Looking at the new Battlestar Galactica trailers, it’s interesting how times change.
In the late 70s, when the original series aired, it was still the Cold War. The idea of the Bad Guys betraying our peaceful overtures and nuking us while our pants were down was, at least in the popular culture, completely believable.
The new BG, instead, has the “enemy is us” about it. The Cylons are no longer “walking toasters” and aliens, but synthetic creatures, created by humanity — and, now, capable of resembling humanity. A parable for the dangers of modern science? An allusion to humanity creating its own internal enemies in an era of terrorism and WMDs? Take your headline-of-the-week pick.
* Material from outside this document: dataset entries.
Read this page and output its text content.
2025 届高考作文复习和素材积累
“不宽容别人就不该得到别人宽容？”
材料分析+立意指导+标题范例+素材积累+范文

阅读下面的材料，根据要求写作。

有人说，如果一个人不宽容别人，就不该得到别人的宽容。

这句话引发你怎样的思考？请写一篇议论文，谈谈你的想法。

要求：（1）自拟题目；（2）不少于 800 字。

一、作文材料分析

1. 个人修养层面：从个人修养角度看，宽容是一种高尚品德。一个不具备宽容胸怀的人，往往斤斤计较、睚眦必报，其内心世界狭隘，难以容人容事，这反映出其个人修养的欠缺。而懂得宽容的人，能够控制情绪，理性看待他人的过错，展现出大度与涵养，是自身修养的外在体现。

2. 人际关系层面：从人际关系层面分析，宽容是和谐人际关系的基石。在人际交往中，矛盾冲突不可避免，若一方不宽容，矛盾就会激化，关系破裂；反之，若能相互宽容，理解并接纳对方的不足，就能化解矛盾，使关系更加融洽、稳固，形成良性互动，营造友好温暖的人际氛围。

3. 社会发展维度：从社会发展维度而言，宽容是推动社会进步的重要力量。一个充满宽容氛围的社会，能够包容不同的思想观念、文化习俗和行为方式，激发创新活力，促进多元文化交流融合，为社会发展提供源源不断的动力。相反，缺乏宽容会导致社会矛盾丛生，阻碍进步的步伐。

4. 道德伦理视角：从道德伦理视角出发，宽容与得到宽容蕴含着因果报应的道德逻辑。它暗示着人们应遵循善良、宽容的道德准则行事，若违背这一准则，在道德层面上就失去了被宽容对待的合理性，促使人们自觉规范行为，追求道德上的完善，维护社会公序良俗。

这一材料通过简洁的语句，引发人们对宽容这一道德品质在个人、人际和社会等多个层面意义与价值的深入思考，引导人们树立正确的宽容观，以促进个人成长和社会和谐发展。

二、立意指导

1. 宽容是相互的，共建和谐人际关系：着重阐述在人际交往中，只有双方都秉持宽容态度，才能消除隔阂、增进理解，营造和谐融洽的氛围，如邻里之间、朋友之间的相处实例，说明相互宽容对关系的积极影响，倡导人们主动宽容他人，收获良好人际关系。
All that’s certain is that there’s going to be Human/Cylon nookie. Guaranteed.
The Enemy Among us is not, though, a new theme. And while the Borg might have made the Evil Robot Invader meme theirs for decades to come, I’m going to miss those Walking Toasters.
We’ll see.
(via GoaF)
By Your Command.
Darn, I love the old toasters.
Me, too. And Jonathan Harris doing voices. And Patrick MacNee. And John Colicos as Baltar. And …
Okay, I’m not expecting it to be All the Same. And, in fact, the Cylons were pretty inept robots. But I’m concerned that the new series is replacing goofy cliches with trite ones of its own.
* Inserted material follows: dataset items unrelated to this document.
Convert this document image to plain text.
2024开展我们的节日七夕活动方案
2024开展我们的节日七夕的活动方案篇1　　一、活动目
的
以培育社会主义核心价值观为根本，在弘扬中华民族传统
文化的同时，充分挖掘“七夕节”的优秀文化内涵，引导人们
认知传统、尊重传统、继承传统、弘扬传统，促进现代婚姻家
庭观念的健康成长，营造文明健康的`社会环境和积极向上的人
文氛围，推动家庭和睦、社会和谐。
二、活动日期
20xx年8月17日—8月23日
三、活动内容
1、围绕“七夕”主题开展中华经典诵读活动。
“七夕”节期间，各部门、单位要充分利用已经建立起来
Frack. I suspect it’s going to be a load of felgercarb.
The flip side is that a walking toaster just doesn’t have the legs for that red dress…
I always thought of the first BSG, especially the pilot as being about the Arab-Israeli conflict. This was especially made weird when the pilot movie? or one of the first episodes? was interupted by a press conference about the first breakthrough (Camp David, Carter and the Egypt-Israel agreement).
Or so the fuzzy memory reminds me…
Hmmm. Never thought of it in those terms.
The timing is about right on your recollection. I believe the series was ’78-79; Carter was president ’77-80.
Anything they do, anything at all, can only be an improvement on the old series.
Except for young Jane Seymour in the pilot.
I saw the first episode last night. Interestingly enough they decided to go retro on a number of things such as paper printouts and old-style telephone handsets. I would disagree with you in that BG has more to do with Mormon mythology (e.g., the Kobol/Kolob anagram) than the Cold War. In general, I liked it. The Sci-Fi channel has done a good job with their mini-series lately.